Ad agencies have recently been criticized for ignoring minority consumers. A study by the Civil Rights Forum on Communications Policy actually found that ad agencies have been discriminating against buying media on minority-owned radio stations and stations that have large Hispanic or African-American audiences.
Are promotion agencies guilty of similar neglect?
The minority population is increasing rapidly. The U.S. Census projects that by July 1, 2005, 12.6 percent of the population will be of Hispanic origin, 12.4 percent of Black origin, and 4.4 percent of Asian or Pacific Island origin. Other minorities will make up 0.8 percent of the population.
Some people even believe the census predictions are on the low side. “The growth is so tremendous in the minority population that even the census is inaccurate,” says Gregorio Bennett, president and creative director of Luna Bacardi Group, an agency that promotes to Hispanics.
The year 2005 is rapidly approaching. The growth in the minority population represents a huge opportunity for promotion agencies to develop expertise in marketing to these groups.
In fact, some large agencies are already well ahead of the curve. “Some of the bigger names in minorities marketing have been bought up by larger agencies in the hopes of offering one-stop shopping,” comments Roy Cook, managing director of Impact Media, an agency that conducts door-to-door sampling to Hispanic, African-American, and Asian-American households. “The demand for specialized agencies is so strong that if they were available, they would be bought up,” observes Jeff McElnea, ceo of Einson Freeman, Inc.
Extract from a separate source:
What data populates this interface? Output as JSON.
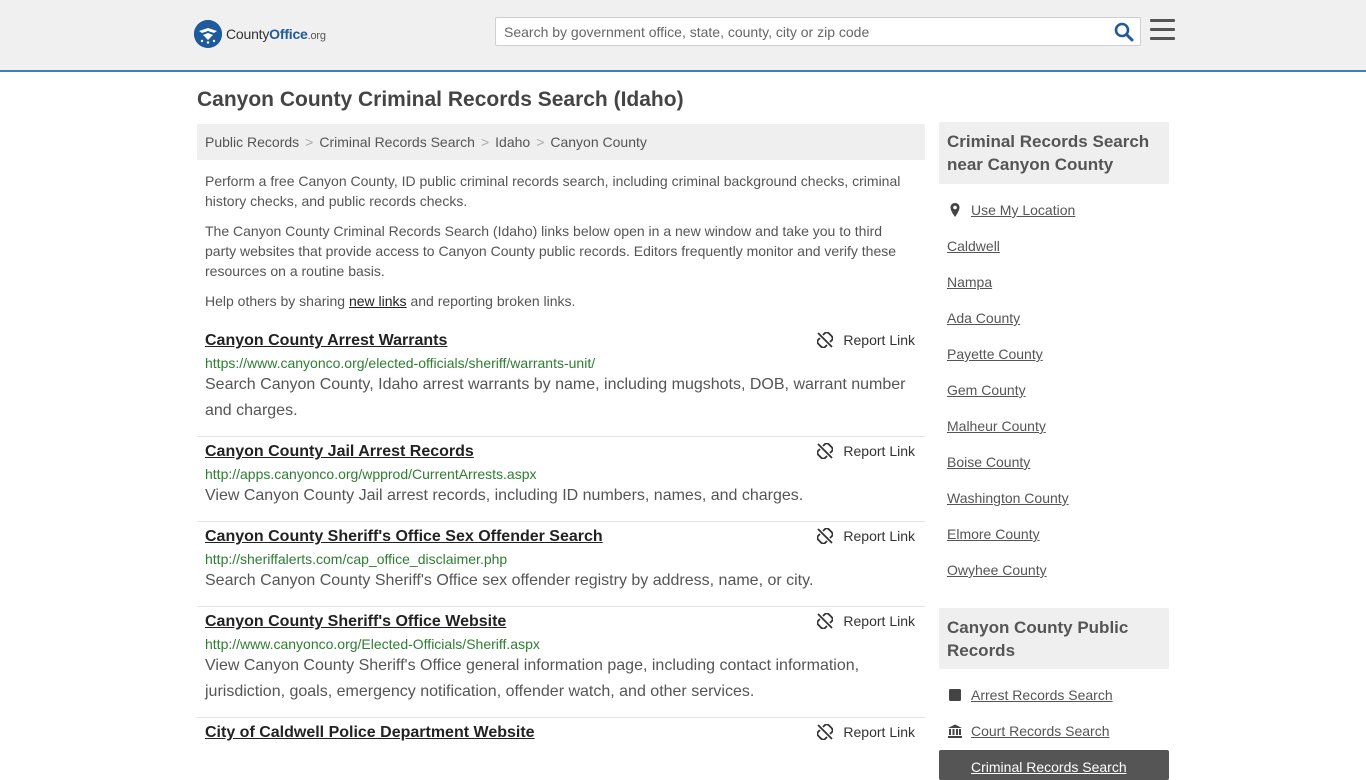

So, why aren’t more agencies taking advantage of the opportunity to promote to minorities? Having clients that are not committed to the strategy is no excuse. As McElnea puts it, “If the client does not define the need, then it is the agency’s obligation to raise the issue and discuss it.”
Easier said than done Keep in mind, however, that marketing to minorities is not easy. It requires special skills. A true understanding of cultural nuances needs to be developed. Within each minority population, there are sub-segments which need to be understood as well. “To say, for example, that Hispanics are all the same is not true. They may come from various locations, and each location is very different,” says Bennett.
Adds McElnea: “You have to have a deep understanding of each segment and which creative stimuli and promotional offers are most effective for that segment versus the general market. The creative has to reflect the specific cultural biases.”
Bennett’s agency stays in touch with different cultural nuances by employing people from different age groups.
“We have some employees who are very young that address upcoming Hispanic affluence and the bilingual culture that they live in,” he says. “We also have older people here who are more Spanish-driven. They speak Spanish when they get home, and they aren’t as ‘hip’ as the new generation of Hispanics.”
For agencies that want to market to minorities, ingraining themselves in another culture may be difficult. “Very few mainstream promotion agencies can match the expertise of specialized agencies,” Cook argues.
It can be done, however, and McElnea feels his mainstream agency has had no choice. “At Einson, we integrated ethnic/minority promotion into our core business because, if we had not, we would have had to face the embarrassment of competitive submission from a specialist who could have fulfilled that need for clients,” he says.
Einson’s credits include a 1994 tie-in promotion for Sears with Gloria Estefan that featured a sweepstakes requiring entrants to examine Gloria’s album, Abriendo Puertas. Estefan’s album title (a Spanish phrase for seeking new worlds of opportunity while healing old wounds) conveyed a positive and culturally sensitive message to the Hispanic community that was well-received by its audience. More than 40,000 entries poured in, 70-percent of them in Spanish.
“These are unique groups with unique situations. They haven’t been amalgamated into the general population, and they need to be addressed separately,” Cook explains.
No matter how difficult an agency may find it to begin incorporating this specialty, it is necessary. “Promotion is the quickest and easiest way to build brand loyalty,” Bennett points out. “If you don’t market to minorities, you aren’t marketing to the future of the United States.”
It may seem that the ad world is dropping the ball when it comes to minorities. This is yet another opportunity for promotion marketers to show how much smarter they are.